Our findings implied that age, DBP, fasting blood glucose, insulin treatment, MCHC, PDW, UA, SCR, FIB, INR, and LDL-C was associated with DN in T2DM patients. DBP and age are known as risk factors in the progression of DN [25]. In a study assessing related factors of DN, DBP and UA were found to be independent related factors for DN [26]. A study by Cai et al. [27] indicated there were significant differences in age of onset, DBP, LDL-C, and hypoglycemic treatments between T2DM patients with and without DN. As for the association between insulin treatment and DN, the Diabetes Control and Complications Trial demonstrated intensive insulin therapy reduces nephropathy in type 1 diabetes (T1DM) [28, 29]. While insulin therapy can control blood sugar, it has been established that even long-term intensive insulin therapies cannot prevent the development of secondary complications of diabetes, including DN [30]. The relationship between insulin therapy and DN in T2DM needs further verification. In terms of MCHC, Al-Rubeaan et al. [16] found that the subjects with microalbuminuria had demonstrated significantly increased MCHC compared with those without DN. As for the PDW, a meta-analysis demonstrated that compared with patients with T2DM and without DN, PDW was higher in patients with DN, and could be recommended as an inexpensive diagnostic biomarker for DN [17]. In Egyptian people with T2DM, PDW correlated with microvascular complications including DN s [31]. The association between DN and FIB has also been clarified. Tessari et al. [32] found that DN was associated with increased FIB production in patients with T2DM. A study in north-east Poland found in patients with DN manifesting with microalbuminuria or proteinuria, the concentration of FIB increased [33]. Further studies can further clarify the relationship between the above factors and DN in T2DM.

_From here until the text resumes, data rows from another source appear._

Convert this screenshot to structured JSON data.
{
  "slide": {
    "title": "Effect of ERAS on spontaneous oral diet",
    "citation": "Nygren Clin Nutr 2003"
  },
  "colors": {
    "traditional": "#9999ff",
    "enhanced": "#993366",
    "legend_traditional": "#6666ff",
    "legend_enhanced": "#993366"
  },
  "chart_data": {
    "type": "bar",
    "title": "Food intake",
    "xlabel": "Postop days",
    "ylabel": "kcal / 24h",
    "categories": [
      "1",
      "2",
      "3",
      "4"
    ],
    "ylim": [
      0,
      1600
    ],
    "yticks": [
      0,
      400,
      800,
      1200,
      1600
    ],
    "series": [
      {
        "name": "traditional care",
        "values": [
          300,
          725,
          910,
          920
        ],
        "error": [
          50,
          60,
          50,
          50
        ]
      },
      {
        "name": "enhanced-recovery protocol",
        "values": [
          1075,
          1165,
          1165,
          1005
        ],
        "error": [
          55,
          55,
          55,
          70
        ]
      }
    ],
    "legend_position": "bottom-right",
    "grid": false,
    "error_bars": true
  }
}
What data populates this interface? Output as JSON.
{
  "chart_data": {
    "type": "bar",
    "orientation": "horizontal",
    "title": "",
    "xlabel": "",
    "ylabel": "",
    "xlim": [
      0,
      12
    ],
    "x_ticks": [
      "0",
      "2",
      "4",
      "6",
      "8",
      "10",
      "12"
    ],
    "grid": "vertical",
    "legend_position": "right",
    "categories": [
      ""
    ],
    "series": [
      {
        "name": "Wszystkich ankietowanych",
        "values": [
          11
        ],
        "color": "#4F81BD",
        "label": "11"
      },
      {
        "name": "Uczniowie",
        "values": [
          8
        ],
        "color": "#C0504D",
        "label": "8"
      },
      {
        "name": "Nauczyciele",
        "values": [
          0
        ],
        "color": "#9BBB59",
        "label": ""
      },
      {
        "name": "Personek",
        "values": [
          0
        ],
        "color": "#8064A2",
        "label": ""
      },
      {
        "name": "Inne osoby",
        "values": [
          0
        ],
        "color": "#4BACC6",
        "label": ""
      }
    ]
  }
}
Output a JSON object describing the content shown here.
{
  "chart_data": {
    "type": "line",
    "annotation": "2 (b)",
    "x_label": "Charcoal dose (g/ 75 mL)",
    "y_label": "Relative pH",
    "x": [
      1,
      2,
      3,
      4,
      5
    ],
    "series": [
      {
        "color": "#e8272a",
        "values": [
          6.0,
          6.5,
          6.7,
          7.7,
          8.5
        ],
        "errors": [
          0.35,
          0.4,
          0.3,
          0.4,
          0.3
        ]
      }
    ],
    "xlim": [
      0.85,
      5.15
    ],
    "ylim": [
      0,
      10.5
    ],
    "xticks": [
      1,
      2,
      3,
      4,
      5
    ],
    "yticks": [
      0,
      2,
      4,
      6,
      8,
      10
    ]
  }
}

Implication and explanation of findings

The diagnosis model may provide the possibility for early diagnosis, treatment and delay the progression of DN in T2DM patients. The model for identifying DN incorporated routine test items which are available both in primary and secondary care settings. Our diagnostic model provides a decision support tool in the management of patients with T2DM and renal impairment who do not undergo biopsy due to various limitations.

Strengths and limitations

The strengths of this study are as follows: in this study, a non-invasive diagnostic model for DN in T2DM was constructed by clinically available indicators, which can assist in the diagnosis of the high-risk population with contraindications to renal biopsy. The diagnostic performance is better than other reported non-invasive diagnostic models. Diabetic patients are often complicated by multiple diseases. This study conducted a stratified study according to other diabetic complications, which further verify the robustness of the model. However, the present study has several limitations. Firstly, it is important to acknowledge that we used a sample from a hospital in China. Our findings can be generalized to Chinese patients, particularly in hospital settings, but may not be representative of larger populations in other settings or different cultural contexts. Secondly, the small sample size of the included studies might have led to inadequate statistical power. Thirdly, the observational nature of the cross-sectional study design makes residual confounding a potential issue. Fourthly, since the patients included in this study performed renal biopsies with a strong suspicion of DN, patient selection bias is a limitation. Finally, although this study validated the diagnostic performance of the model through cross-validation, the model still needs to be verified by a multi-center study.

Conclusion

Our study established a diagnostic model based on age, DBP, fasting blood glucose, insulin treatment, MCHC, PDW, UA, SCR, FIB, INR, and LDL-C to provide a simple and non-invasive method for diagnosing DN in clinical practice.